Providers
Mistral (Voxtral TTS)
Mistral Voxtral open-source text-to-speech with voice cloning.
| Prefix | mistral |
| Default model | voxtral-mini-tts-2603 |
| Env var | MISTRAL_API_KEY |
| Official docs | docs.mistral.ai/capabilities/audio/text_to_speech/speech |
Models
| Model | Streaming | Voice Cloning | Open Source | Notes |
|---|---|---|---|---|
voxtral-mini-tts-2603 | No | Yes | Yes | Voxtral TTS |
Usage
Mistral Voxtral is voice-cloning first — there are no built-in voice IDs.
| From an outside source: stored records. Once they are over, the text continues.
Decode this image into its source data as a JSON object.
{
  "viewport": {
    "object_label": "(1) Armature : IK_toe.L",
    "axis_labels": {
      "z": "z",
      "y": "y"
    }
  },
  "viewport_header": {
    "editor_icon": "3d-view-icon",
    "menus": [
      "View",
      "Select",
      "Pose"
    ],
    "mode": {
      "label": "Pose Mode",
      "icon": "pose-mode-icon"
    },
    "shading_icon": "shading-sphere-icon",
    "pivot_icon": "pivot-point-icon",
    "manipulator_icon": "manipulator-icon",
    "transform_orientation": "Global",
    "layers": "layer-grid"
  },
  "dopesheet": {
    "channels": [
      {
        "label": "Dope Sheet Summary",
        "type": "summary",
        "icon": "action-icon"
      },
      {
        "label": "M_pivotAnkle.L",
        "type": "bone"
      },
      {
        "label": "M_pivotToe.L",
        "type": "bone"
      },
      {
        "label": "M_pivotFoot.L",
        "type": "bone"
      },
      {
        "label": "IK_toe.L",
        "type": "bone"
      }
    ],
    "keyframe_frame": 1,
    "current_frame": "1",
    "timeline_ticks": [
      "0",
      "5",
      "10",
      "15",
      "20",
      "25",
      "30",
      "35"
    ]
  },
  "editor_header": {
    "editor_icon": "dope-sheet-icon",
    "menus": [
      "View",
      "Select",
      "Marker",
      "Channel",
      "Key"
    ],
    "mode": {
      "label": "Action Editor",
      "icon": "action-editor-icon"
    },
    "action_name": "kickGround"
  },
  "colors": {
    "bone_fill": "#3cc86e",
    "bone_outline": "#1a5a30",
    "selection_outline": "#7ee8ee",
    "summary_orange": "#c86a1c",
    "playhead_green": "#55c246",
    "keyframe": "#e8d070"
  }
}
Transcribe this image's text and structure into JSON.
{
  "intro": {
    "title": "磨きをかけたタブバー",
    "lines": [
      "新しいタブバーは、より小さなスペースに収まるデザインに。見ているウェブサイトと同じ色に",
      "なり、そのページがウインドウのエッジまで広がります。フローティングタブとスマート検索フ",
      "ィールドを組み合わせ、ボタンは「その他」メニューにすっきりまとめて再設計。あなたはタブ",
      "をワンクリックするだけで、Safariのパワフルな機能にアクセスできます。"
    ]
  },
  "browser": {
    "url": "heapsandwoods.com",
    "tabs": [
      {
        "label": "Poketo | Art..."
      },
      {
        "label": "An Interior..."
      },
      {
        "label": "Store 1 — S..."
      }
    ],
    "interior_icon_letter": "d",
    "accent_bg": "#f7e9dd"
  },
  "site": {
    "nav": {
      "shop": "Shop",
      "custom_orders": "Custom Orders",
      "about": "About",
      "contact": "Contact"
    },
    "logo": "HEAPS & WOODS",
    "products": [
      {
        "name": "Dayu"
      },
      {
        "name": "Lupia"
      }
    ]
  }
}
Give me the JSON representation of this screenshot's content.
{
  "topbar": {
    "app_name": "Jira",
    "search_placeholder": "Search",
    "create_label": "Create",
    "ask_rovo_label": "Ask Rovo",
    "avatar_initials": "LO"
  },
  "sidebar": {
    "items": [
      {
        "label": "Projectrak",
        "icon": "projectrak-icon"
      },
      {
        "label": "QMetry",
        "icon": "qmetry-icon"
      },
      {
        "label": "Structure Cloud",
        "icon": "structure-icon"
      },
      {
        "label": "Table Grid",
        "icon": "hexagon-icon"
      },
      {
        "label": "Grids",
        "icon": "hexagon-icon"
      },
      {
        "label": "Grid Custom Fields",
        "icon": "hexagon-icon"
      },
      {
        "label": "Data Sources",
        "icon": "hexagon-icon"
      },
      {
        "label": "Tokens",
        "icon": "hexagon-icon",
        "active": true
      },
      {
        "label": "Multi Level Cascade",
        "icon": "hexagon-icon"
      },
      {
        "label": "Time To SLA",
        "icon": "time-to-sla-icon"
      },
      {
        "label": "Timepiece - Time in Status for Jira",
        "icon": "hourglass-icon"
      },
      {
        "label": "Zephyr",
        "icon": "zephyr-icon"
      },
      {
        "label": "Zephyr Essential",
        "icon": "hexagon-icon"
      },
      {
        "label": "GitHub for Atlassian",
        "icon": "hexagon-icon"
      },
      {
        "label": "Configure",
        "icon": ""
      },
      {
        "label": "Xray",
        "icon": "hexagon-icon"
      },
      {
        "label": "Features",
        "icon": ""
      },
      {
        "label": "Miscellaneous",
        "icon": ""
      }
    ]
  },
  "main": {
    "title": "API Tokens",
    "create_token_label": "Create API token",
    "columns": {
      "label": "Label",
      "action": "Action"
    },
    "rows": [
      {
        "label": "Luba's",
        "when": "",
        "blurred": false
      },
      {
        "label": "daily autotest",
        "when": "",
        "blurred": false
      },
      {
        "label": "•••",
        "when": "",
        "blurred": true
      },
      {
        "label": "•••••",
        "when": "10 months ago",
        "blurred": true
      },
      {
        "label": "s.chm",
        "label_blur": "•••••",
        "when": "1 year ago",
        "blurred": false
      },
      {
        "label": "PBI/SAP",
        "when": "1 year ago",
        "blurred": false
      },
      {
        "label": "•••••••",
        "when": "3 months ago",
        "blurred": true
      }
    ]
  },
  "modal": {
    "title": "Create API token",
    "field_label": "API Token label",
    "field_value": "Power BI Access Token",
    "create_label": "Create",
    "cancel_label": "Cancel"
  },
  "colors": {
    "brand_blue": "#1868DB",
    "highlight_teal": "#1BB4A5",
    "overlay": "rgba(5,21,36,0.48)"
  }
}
Every request passes a reference audio clip:
import { generateSpeech } from "@speech-sdk/core"
const result = await generateSpeech({
model: "mistral/voxtral-mini-tts-2603",
text: "Hello from SpeechSDK!",
voice: { audio: "base64-encoded-audio..." },
})You can also pass a Uint8Array:
import { readFileSync } from "fs"
await generateSpeech({
model: "mistral/voxtral-mini-tts-2603",
text: "Hello!",
voice: { audio: readFileSync("./reference.wav") },
})See Voice Cloning for the full Voice type.
Provider Options
await generateSpeech({
model: "mistral/voxtral-mini-tts-2603",
text: "Hello!",
voice: { audio: "..." },
providerOptions: {
response_format: "mp3", // mp3 | opus | wav
},
})Custom Configuration
import { generateSpeech } from "@speech-sdk/core"
import { createMistral } from "@speech-sdk/core/providers"
const mistral = createMistral({
apiKey: process.env.MISTRAL_API_KEY,
})
const result = await generateSpeech({
model: mistral(),
text: "Hello!",
voice: { audio: "base64-encoded-audio..." },
})